I am doing some text analysis of comments from bank customers related to mortgages and I find a couple of things I do understand.
1) After cleaning data without applying Stemming Words and checking the dimension of the TDM the number of terms (2173) is smaller than the number of documents (2373)(This is before remove stop words and being the TDM a 1-gram).
2) Also, I wanted to check the 2-words frequency (rowSums(Matrix)) of the bi-gram tokenizing the TDM. The issue is that for example I have gotten as the most repeated result the 2-words "Proble miss". Since this grouping was already strange, I have gone to the dataset, "Control +F", to try to find and i could not. Questions: it seems that the code some how has stemmed these words, how is it possible? (From the top 25 bi-words, this one is the only one that seems to be stemmed). Is this not supposed to ONLY create bi-grams that are always together?

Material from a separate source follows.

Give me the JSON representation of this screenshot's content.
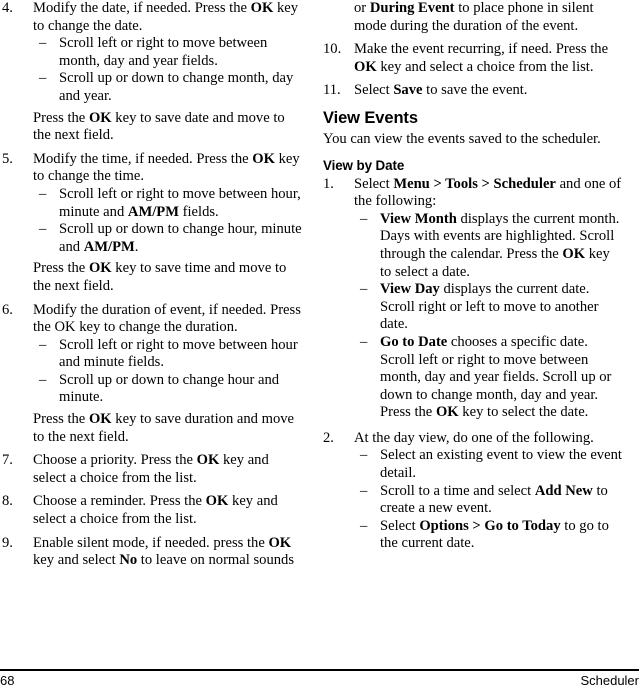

{file_cleaning <- replace_number(files$VERBATIM)
file_cleaning <- replace_abbreviation(file_cleaning)
file_cleaning <- replace_contraction(file_cleaning)
file_cleaning <- tolower(file_cleaning)
file_cleaning <- removePunctuation(file_cleaning)
file_cleaning[467]
file_cleaned <- stripWhitespace(file_cleaning)
custom_stops <- c("Bank")
file_cleaning_stops <- c(custom_stops, stopwords("en"))
file_cleaned_stopped<- removeWords(file_cleaning,file_cleaning_stops)
file_cleaned_corups<- VCorpus(VectorSource(file_cleaned))
file_cleaned_tdm <-TermDocumentMatrix(file_cleaned_corups)
dim(file_cleaned_tdm) # Number of terms <number of documents
file_cleaned_mx <- as.matrix(file_cleaned_tdm)
file_cleaned_corups<- VCorpus(VectorSource(file_cleaned_stopped))
file_cleaned_tdm <-TermDocumentMatrix(file_cleaned_corups)
file_cleaned_mx <- as.matrix(file_cleaned_tdm)
dim(file_cleaned_mx)
file_cleaned_mx[220:225, 475:478]
coffee_m <- as.matrix(coffee_tdm)
term_frequency <- rowSums(file_cleaned_mx)
term_frequency <- sort(term_frequency, decreasing = TRUE)
term_frequency[1:10]
BigramTokenizer <- function(x) NGramTokenizer(x, Weka_control(min = 2, max = 2))
bigram_dtm <- TermDocumentMatrix(file_cleaned_corups, control = list(tokenize = BigramTokenizer))
dim(bigram_dtm)
bigram_bi_mx <- as.matrix(bigram_dtm)
term_frequency <- rowSums(bigram_bi_mx)
term_frequency <- sort(term_frequency, decreasing = TRUE)
term_frequency[1:15]
freq_bigrams <- findFreqTerms(bigram_dtm, 25)
freq_bigrams}
SAMPLE of DATASET:
> dput(droplevels(head(files,4)))
structure(list(Score = c(10L, 10L, 10L, 7L), Comments = structure(c(4L,
3L, 1L, 2L), .Label = c("They are nice an quick. 3 years with them, and no issue.",
"Staff not very friendly.",
"I have to called them 3 times. They are very slow.",
"Quick and easy. High value."
), class = "factor")), row.names = c(NA, 4L), class = "data.frame")